Arguing in the amicus brief that “integration can no more be compelled than can segregation,” the former Texas Attorney General laid out several examples of how the State would evade full implementation of integration. The proposed plans included the “complete abolition of the free public school system,” “turning the state schools into private schools,” and repealing “the section of the law which provides for compulsory education,” so that if parents desired, they “could select a school in which the majority of the other pupils are of the same race as the child, or… in which the other pupils are of both races, thereby providing equality of opportunity and freedom of individual choice.”
Contemporary calls for “school choice,” “parental rights,” and the ultimate policy objective of funneling public tax dollars to private schools bear a chilling resemblance to the discriminatory policies of the not-so-distant past.

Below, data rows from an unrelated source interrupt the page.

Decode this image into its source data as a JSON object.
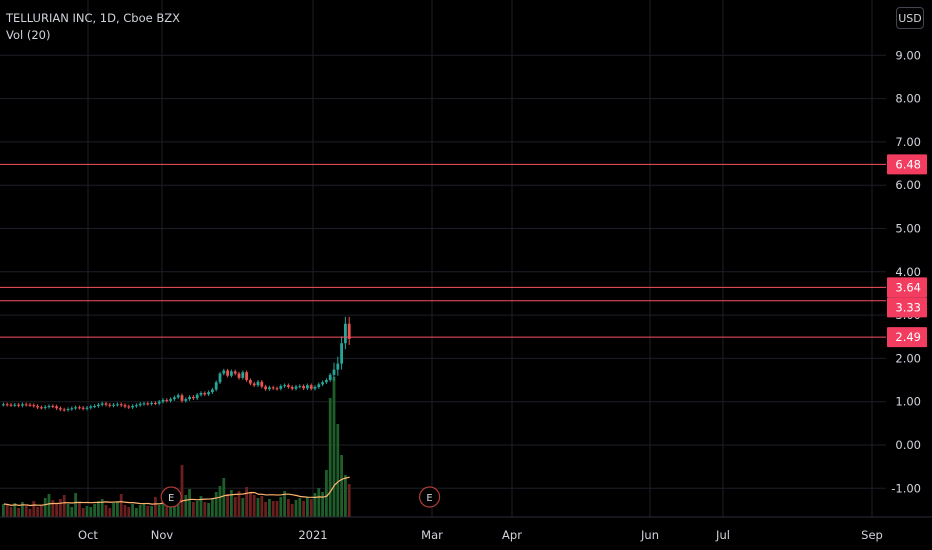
{
  "legend": {
    "title": "TELLURIAN INC, 1D, Cboe BZX",
    "indicator": "Vol (20)"
  },
  "currency_button": "USD",
  "chart_data": {
    "type": "candlestick",
    "yaxis_ticks": [
      "9.00",
      "8.00",
      "7.00",
      "6.00",
      "5.00",
      "4.00",
      "3.00",
      "2.00",
      "1.00",
      "0.00",
      "-1.00"
    ],
    "ylim": [
      -1.6,
      10.1
    ],
    "xaxis_ticks": [
      "Oct",
      "Nov",
      "2021",
      "Mar",
      "Apr",
      "Jun",
      "Jul",
      "Sep"
    ],
    "horizontal_lines": [
      {
        "value": 6.48,
        "label": "6.48",
        "color": "#f7525f"
      },
      {
        "value": 3.64,
        "label": "3.64",
        "color": "#f7525f"
      },
      {
        "value": 3.33,
        "label": "3.33",
        "color": "#f7525f"
      },
      {
        "value": 2.49,
        "label": "2.49",
        "color": "#f7525f"
      }
    ],
    "earnings_markers": [
      {
        "label": "E",
        "x_index": 44
      },
      {
        "label": "E",
        "x_index": 112
      }
    ],
    "colors": {
      "up": "#26a69a",
      "down": "#ef5350",
      "vol_up": "#1e5e2a",
      "vol_down": "#6b1f1f",
      "vol_ma": "#ffb570",
      "grid": "#1c1f26",
      "axis_text": "#d1d4dc"
    },
    "close": [
      0.94,
      0.93,
      0.92,
      0.93,
      0.91,
      0.94,
      0.93,
      0.92,
      0.9,
      0.87,
      0.86,
      0.88,
      0.9,
      0.89,
      0.85,
      0.82,
      0.81,
      0.83,
      0.85,
      0.87,
      0.86,
      0.84,
      0.86,
      0.89,
      0.9,
      0.93,
      0.96,
      0.93,
      0.91,
      0.93,
      0.94,
      0.92,
      0.89,
      0.87,
      0.9,
      0.92,
      0.95,
      0.96,
      0.95,
      0.97,
      0.96,
      1.0,
      1.04,
      1.02,
      1.06,
      1.1,
      1.15,
      1.02,
      1.06,
      1.11,
      1.08,
      1.16,
      1.2,
      1.17,
      1.22,
      1.28,
      1.45,
      1.65,
      1.72,
      1.6,
      1.7,
      1.65,
      1.55,
      1.68,
      1.5,
      1.42,
      1.38,
      1.46,
      1.35,
      1.29,
      1.33,
      1.31,
      1.3,
      1.36,
      1.38,
      1.34,
      1.3,
      1.35,
      1.36,
      1.31,
      1.38,
      1.3,
      1.34,
      1.4,
      1.45,
      1.5,
      1.62,
      1.74,
      1.88,
      2.35,
      2.8,
      2.45
    ],
    "volume": [
      130,
      120,
      100,
      140,
      90,
      150,
      110,
      80,
      160,
      100,
      120,
      190,
      230,
      170,
      140,
      180,
      220,
      130,
      100,
      240,
      150,
      90,
      110,
      100,
      130,
      160,
      180,
      120,
      90,
      140,
      150,
      230,
      120,
      100,
      130,
      90,
      120,
      140,
      110,
      110,
      200,
      120,
      230,
      150,
      140,
      110,
      240,
      520,
      220,
      280,
      150,
      160,
      210,
      150,
      140,
      180,
      250,
      310,
      390,
      230,
      270,
      200,
      260,
      190,
      300,
      250,
      220,
      190,
      210,
      150,
      180,
      160,
      160,
      200,
      260,
      180,
      130,
      170,
      190,
      160,
      200,
      180,
      240,
      290,
      250,
      470,
      1190,
      1400,
      930,
      620,
      420,
      330
    ]
  }
}
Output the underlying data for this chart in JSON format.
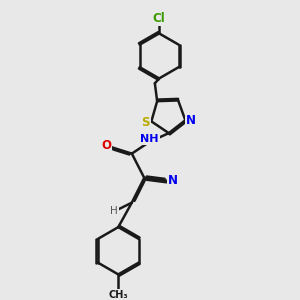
{
  "bg_color": "#e8e8e8",
  "bond_color": "#1a1a1a",
  "bond_width": 1.8,
  "dbo": 0.055,
  "atom_labels": {
    "Cl": {
      "color": "#3a9a00",
      "fontsize": 8.5
    },
    "S": {
      "color": "#bbaa00",
      "fontsize": 8.5
    },
    "N": {
      "color": "#0000ee",
      "fontsize": 8.5
    },
    "O": {
      "color": "#dd0000",
      "fontsize": 8.5
    },
    "H": {
      "color": "#444444",
      "fontsize": 7.5
    },
    "CN": {
      "color": "#0000ee",
      "fontsize": 8.5
    },
    "NH": {
      "color": "#0000ee",
      "fontsize": 8.5
    }
  },
  "xlim": [
    2.0,
    8.5
  ],
  "ylim": [
    0.5,
    10.5
  ]
}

Many Black and other parents of color today are the children or grandchildren of the Brown generation of schoolchildren on the front lines of our nation’s first efforts to achieve integration. These parents are not fooled by the false promises of voucher proponents who simultaneously push censorship policies that have led to attacks on curriculum, training and programming, which disproportionately impact Black and other historically marginalized communities.
The evidence is clear: Despite the claims of proponents, research shows that voucher and other privatization programs tend to increase racial segregation. As IDRA has previously stated, “This should be very concerning for policymakers because decreased racial segregation has been found to benefit both minority students and white students academically, socially and emotionally” (IDRA 2017; Seigel-Hawley, 2012).
Eradicating the vestiges of our slave-holding and segregationist past should be a priority for all who have the privilege of developing education policy for our state and local communities. Policymakers must not stick their heads in the stand and ignore the indisputable connection between vouchers and opposition to integration and instead should vigorously oppose all efforts to weaken our nation’s public schools.
Anderson, J.D. (1988). The Education of Blacks in the South, 1860-1935. University of North Carolina Press.
Hinojosa, D. (March 21, 2017). Vouchers with No Real Safeguards and No Civil Rights Protections are “Civil Wrongs,” testimony. IDRA.
Brown v. Board of Education, Br. of John Ben Shepperd, Attorney General of Texas, Amicus Curiae, 1954 WL 45721 (U.S.), 17 (1954).